Is it true that $f(n) = \prod _{ i=1 }^{ n }{ (1-\frac { 1 }{ { 2 }^{ i } } ) } \ge \frac{1}{4} \quad \forall n$? I came up with this expression while trying to find an alternative way to solve a physics problem.
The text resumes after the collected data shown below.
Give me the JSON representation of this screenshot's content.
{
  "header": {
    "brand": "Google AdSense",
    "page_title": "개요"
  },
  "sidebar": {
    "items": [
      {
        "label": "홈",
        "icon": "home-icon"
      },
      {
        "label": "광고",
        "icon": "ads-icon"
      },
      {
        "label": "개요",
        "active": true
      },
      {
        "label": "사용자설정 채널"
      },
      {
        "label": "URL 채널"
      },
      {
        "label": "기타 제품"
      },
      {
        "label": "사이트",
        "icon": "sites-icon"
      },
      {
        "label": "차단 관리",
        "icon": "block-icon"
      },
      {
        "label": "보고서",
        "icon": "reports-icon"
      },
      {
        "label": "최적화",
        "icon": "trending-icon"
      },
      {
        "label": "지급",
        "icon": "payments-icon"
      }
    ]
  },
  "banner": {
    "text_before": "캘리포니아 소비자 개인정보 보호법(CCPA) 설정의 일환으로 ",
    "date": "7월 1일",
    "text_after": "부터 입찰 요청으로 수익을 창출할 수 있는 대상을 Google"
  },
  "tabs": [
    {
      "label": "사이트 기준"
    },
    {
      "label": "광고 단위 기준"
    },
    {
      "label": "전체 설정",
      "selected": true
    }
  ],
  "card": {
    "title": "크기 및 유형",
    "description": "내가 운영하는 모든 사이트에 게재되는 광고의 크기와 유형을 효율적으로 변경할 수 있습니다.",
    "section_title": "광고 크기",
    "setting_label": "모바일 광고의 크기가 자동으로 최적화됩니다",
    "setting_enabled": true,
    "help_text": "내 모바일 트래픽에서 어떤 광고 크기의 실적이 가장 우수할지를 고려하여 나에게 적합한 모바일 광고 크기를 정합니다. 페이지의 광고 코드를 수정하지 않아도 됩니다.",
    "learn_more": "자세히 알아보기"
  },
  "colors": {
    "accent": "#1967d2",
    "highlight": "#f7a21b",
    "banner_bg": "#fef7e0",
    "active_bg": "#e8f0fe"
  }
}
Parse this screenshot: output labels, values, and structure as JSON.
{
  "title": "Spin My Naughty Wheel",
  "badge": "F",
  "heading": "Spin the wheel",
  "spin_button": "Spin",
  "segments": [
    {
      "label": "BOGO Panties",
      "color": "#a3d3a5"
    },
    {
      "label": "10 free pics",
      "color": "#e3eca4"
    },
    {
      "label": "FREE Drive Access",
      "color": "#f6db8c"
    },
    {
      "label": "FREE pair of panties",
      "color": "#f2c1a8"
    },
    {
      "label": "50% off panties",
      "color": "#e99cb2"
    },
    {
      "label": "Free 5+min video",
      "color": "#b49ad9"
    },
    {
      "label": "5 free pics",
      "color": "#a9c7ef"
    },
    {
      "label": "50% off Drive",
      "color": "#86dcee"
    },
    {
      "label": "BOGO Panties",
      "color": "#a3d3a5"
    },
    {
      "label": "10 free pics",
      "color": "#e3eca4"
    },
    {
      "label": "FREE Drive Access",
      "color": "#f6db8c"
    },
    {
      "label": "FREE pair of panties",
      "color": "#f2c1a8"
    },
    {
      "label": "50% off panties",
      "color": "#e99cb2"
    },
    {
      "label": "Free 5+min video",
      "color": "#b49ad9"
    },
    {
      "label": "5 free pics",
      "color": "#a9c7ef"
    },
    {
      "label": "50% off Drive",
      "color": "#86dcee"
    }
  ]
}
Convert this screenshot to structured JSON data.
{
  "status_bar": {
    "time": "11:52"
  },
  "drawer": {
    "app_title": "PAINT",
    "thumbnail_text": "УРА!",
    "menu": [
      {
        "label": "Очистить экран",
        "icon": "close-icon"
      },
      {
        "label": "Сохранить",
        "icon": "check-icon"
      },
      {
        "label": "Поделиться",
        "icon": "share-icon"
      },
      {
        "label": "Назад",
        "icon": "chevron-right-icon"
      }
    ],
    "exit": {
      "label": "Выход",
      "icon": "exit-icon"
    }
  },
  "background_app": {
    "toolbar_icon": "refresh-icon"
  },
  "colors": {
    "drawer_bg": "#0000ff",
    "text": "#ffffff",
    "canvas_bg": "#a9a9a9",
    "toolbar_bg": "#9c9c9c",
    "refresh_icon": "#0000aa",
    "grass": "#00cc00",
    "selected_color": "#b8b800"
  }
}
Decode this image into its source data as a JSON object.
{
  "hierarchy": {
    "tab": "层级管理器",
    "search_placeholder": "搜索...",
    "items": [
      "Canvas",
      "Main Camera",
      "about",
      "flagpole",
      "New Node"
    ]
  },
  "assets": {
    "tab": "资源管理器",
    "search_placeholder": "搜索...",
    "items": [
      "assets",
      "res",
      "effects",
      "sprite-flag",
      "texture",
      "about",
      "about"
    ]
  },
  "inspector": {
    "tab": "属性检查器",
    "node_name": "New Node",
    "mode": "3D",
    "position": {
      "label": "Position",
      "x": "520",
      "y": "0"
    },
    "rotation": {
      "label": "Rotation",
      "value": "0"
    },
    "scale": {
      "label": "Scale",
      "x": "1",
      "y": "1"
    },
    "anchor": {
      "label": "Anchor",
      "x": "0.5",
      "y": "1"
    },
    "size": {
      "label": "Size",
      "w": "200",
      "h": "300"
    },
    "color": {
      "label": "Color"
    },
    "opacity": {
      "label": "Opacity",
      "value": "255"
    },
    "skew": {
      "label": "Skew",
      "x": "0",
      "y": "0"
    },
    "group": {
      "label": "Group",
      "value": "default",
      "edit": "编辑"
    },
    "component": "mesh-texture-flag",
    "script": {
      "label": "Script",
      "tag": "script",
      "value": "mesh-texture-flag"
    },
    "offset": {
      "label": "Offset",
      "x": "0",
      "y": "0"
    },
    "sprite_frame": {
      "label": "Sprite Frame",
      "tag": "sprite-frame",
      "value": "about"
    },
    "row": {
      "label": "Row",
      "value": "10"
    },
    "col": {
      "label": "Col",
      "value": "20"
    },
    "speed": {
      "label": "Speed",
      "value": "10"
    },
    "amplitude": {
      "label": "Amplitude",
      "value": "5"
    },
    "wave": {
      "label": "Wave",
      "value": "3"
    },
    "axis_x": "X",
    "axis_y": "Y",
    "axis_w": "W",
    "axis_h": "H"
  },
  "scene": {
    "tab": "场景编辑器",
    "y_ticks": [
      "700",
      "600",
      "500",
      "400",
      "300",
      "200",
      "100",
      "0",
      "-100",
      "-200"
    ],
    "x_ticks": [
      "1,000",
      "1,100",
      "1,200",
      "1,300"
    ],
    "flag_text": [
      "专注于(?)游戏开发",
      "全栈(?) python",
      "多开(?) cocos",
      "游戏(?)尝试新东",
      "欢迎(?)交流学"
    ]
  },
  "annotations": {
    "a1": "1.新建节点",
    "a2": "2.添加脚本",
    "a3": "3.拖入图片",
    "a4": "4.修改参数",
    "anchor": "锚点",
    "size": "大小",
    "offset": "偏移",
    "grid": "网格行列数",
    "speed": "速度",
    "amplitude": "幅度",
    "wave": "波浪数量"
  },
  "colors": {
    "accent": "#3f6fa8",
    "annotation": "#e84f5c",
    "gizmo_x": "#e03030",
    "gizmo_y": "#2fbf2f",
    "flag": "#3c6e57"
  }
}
The official solution has a minimum value of $\frac{1}{4}$, but I couldn't prove that my solution also has a minimum of $\frac{1}{4}$.

Answer 1

For $0 < x \leqslant \frac12$, we have the estimate

$$\lvert \log (1-x)\rvert = \sum_{n=1}^\infty \frac{x^n}{n} < x + \frac{x^2}{2}\sum_{k=0}^\infty x^k = x + \frac{x^2}{2(1-x)} \leqslant x + x^2,$$

so we find

$$\log f(n) = \sum_{i=1}^n \log \left(1 - \frac{1}{2^i}\right) > - \sum_{i=1}^n \left(\frac{1}{2^i} + \frac{1}{2^{2i}}\right) > - \left(1 + \frac13\right),$$

whence

$$f(n) > e^{-4/3} \approx 0.26359713811572677 > \frac14.$$

A less crude estimate of the logarithm yields larger bounds.